For a resident who cannot type easily, or has no time, a voice note replaces the form entirely. It was planned as the primary way a large share of people would report, not an accessibility extra bolted on.

The integration layer

The city as one system.

The design decision was how

The city required these systems to work together; the design decision was how.

Every alert, from any module, opens in one panel: the details, the relevant camera feeds, and quick-action buttons for the systems it touches, with nothing to navigate away to.

A crowd-gathering alert from surveillance opens the camera feed, a public-address broadcast button, and the local environmental readings, in one window, mid-incident.

Surveillance cameras link to street-light locations to verify a reported failure; environmental readings feed the public display boards; a traffic-congestion alert pushes a warning to the boards upstream of the affected junction.
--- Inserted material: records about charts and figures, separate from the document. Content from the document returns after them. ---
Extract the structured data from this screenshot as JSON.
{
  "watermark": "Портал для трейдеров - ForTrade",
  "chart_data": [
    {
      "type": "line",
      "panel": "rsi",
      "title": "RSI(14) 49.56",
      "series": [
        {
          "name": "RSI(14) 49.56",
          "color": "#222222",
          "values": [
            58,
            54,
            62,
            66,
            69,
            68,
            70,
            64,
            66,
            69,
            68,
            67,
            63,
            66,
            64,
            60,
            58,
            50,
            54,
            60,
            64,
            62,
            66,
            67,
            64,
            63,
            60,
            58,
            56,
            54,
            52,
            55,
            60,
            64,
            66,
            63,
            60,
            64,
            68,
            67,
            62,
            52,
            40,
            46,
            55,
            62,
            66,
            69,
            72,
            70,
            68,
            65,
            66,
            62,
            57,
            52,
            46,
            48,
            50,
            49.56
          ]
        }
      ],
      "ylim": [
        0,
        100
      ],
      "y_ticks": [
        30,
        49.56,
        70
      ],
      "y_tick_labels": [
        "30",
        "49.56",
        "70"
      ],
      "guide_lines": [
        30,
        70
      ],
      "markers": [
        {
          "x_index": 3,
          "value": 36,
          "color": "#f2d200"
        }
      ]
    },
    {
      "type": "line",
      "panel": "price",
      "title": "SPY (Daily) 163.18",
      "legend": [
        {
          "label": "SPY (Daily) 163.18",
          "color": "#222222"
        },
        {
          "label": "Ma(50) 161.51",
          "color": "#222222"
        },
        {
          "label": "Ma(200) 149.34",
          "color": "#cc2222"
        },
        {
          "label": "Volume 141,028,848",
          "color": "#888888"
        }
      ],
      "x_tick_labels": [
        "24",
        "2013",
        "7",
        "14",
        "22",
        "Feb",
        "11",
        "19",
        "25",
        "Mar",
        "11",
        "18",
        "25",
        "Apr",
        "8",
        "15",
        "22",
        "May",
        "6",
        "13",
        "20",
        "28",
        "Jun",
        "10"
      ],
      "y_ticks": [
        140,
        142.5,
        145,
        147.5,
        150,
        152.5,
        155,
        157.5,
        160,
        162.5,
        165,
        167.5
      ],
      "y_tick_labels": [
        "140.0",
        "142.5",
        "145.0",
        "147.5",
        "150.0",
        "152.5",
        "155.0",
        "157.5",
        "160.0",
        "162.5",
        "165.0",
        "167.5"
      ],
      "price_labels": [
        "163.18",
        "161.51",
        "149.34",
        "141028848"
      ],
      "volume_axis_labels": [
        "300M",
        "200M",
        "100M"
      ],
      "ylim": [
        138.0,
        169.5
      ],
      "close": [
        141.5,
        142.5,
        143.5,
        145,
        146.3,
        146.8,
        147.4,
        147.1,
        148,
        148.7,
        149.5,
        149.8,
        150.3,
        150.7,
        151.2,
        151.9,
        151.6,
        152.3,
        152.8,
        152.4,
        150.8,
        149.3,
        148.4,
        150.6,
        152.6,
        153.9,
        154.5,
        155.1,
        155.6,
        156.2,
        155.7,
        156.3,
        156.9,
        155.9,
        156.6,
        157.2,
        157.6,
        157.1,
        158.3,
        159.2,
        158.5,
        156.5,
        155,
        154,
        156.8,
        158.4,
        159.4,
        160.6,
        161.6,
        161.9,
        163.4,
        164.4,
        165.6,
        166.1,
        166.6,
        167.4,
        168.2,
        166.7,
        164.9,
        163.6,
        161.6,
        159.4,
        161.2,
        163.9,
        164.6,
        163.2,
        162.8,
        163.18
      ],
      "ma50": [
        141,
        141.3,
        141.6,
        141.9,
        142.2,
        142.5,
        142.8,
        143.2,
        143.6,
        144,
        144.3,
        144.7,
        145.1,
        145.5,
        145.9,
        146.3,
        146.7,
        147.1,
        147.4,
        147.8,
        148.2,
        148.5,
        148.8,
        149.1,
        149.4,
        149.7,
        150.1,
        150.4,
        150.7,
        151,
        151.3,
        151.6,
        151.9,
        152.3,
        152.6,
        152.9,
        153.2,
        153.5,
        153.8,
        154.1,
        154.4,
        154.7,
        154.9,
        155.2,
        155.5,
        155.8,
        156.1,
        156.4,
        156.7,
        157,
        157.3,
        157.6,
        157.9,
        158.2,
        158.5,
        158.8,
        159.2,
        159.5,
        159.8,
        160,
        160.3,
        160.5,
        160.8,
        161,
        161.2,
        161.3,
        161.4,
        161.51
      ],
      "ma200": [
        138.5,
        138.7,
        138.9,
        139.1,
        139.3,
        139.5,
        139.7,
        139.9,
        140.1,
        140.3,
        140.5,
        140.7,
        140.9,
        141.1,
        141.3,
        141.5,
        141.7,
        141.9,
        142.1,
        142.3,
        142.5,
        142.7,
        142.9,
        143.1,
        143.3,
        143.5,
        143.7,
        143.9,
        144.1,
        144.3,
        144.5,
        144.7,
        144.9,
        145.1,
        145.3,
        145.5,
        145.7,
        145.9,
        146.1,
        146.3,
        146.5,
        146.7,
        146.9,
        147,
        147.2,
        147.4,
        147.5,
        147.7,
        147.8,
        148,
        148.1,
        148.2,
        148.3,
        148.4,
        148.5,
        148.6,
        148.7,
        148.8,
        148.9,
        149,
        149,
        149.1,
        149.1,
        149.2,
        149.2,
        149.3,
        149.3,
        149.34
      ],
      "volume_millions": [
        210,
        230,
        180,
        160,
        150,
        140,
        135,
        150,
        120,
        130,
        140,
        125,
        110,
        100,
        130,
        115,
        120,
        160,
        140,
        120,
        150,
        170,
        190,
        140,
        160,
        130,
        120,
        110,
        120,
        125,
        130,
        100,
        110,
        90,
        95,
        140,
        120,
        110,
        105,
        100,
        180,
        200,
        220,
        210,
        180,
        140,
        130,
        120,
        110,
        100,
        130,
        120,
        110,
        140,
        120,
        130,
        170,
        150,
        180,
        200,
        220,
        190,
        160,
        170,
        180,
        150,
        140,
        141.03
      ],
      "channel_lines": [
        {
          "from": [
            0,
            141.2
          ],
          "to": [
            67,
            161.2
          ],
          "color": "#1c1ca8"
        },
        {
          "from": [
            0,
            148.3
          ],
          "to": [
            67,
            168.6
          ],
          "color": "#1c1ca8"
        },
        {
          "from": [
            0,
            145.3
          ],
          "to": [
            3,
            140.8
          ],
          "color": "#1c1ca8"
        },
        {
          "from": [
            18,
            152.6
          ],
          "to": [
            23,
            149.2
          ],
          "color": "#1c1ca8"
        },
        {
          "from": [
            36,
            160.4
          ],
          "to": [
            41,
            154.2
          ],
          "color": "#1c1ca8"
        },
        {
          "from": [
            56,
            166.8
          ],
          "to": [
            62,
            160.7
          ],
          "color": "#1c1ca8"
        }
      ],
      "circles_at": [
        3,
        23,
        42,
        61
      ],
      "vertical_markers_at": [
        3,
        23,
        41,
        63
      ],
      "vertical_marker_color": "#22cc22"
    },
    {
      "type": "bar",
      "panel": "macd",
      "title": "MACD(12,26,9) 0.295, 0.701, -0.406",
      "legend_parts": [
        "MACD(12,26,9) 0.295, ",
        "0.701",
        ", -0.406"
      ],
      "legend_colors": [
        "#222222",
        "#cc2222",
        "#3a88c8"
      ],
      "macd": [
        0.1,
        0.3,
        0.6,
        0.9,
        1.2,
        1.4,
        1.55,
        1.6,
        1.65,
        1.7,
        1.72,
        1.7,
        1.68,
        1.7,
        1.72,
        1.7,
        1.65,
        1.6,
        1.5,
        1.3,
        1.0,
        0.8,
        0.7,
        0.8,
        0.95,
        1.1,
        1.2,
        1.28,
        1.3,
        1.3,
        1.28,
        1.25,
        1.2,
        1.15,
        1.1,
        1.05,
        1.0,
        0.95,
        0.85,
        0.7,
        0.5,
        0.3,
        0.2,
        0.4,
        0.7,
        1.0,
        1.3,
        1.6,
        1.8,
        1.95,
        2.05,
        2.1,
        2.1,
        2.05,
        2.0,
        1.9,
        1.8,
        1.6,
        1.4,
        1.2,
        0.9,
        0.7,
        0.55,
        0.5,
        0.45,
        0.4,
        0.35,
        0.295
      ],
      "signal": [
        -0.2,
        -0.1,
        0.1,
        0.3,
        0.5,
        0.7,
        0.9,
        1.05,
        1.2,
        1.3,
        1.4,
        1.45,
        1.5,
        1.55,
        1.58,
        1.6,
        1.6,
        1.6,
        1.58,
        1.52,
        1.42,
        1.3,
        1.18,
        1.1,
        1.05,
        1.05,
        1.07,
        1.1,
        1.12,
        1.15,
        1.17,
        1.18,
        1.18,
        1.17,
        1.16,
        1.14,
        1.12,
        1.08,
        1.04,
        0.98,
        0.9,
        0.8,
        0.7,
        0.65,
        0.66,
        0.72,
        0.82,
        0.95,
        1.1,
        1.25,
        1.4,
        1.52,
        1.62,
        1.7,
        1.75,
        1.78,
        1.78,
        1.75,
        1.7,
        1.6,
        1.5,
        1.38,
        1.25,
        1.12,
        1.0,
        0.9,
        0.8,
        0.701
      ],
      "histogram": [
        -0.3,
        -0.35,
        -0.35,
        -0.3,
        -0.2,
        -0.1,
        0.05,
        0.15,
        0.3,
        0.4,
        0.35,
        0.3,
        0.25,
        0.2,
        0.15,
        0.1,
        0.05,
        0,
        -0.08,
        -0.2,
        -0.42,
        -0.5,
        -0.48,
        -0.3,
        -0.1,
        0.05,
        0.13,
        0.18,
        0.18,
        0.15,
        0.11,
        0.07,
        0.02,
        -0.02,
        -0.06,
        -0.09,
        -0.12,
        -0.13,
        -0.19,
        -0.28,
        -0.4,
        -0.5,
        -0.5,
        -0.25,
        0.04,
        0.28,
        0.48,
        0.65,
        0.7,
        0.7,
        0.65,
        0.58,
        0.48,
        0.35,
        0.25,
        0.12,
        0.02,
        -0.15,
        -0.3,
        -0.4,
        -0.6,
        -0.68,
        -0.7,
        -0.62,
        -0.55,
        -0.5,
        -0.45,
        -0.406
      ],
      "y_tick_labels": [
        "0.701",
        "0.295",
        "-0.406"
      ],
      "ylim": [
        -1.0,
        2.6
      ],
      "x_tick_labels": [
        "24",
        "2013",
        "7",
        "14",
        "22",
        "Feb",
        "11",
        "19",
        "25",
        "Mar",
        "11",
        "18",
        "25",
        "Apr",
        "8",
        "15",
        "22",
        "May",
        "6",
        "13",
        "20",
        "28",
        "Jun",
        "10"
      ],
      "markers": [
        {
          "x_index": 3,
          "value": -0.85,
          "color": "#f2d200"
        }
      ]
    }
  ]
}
An incident in a city does not stay inside one system's boundary, so the operator's response was designed not to either.

Constraints

The realities the brief didn't name.

Tender interpretation

Government tenders are written in broad language, and what was specified diverged from what was operationally expected in places.

That surfaced as a correction cycle in the year after delivery. Earlier, more frequent client alignment would have caught most of it before it shipped.

The dual-system transition

At go-live, the city's old methods, radio, phone dispatch, paper schedules, kept running alongside the platform through training, leaving operators unsure which was authoritative.

A structured, per-module deactivation timeline would have shortened that ambiguity instead of letting it resolve itself.

The documentation gap of government work

The administration never disclosed which incidents the platform resolved, so specific outcomes couldn't be published, even where press and police records showed its role.

The impact was real; the proof stayed with the client. In government work, you design knowing you may never be allowed to show your own results.

Impact

Still live, six years on.

6+ yrs
In live production
Still running and maintained by Intellve under annual maintenance, six years on and across changes of city administration.
87 %+
Alert-detection accuracy
At or near industry-best for real-world video analytics at this scale, with false-positive triage built into the operator workflow.
2,500 +
Cameras
Across 720+ locations: ghats, junctions, markets, and strategic points citywide.
10,000
Street lights
Adaptive LED lighting under remote control across all 27 wards.
43–45
Collection vehicles
GPS-tracked, on geo-fenced daily routes with exception-based alerts.
15
Environmental stations
Air-quality, weather, and pollution telemetry across the city.

Why it's still running

A smart city is engineered in deliberate layers.

From the UX layer operators work in, down through development, integration, and the hardware beneath. One operating model across every system meant operators trained once, and the knowledge lived in the platform, not in the people, which is what outlasts staff turnover and changes of administration.

Leadership signal

Built to outlast the people who run it.

What designing a national-scale system demanded of me as a leader, not only as a designer.

I built one operating model, not a screen per system.

Resisting a bespoke design for every module was the leadership call: harder upfront, decisive long-term. Operators learned one way to work, and the architecture held for six years.

I designed for tenure change, not launch day.

Operators and administrations turn over. The platform was built so the knowledge lived in the system, not the people, which is why a handover never reset it to zero.

I built patterns the company reused.

The dual-view architecture and operator workflows became the company standard, and Dholera, the next national smart city, was built on them at a fraction of the investment. The work outlived its project.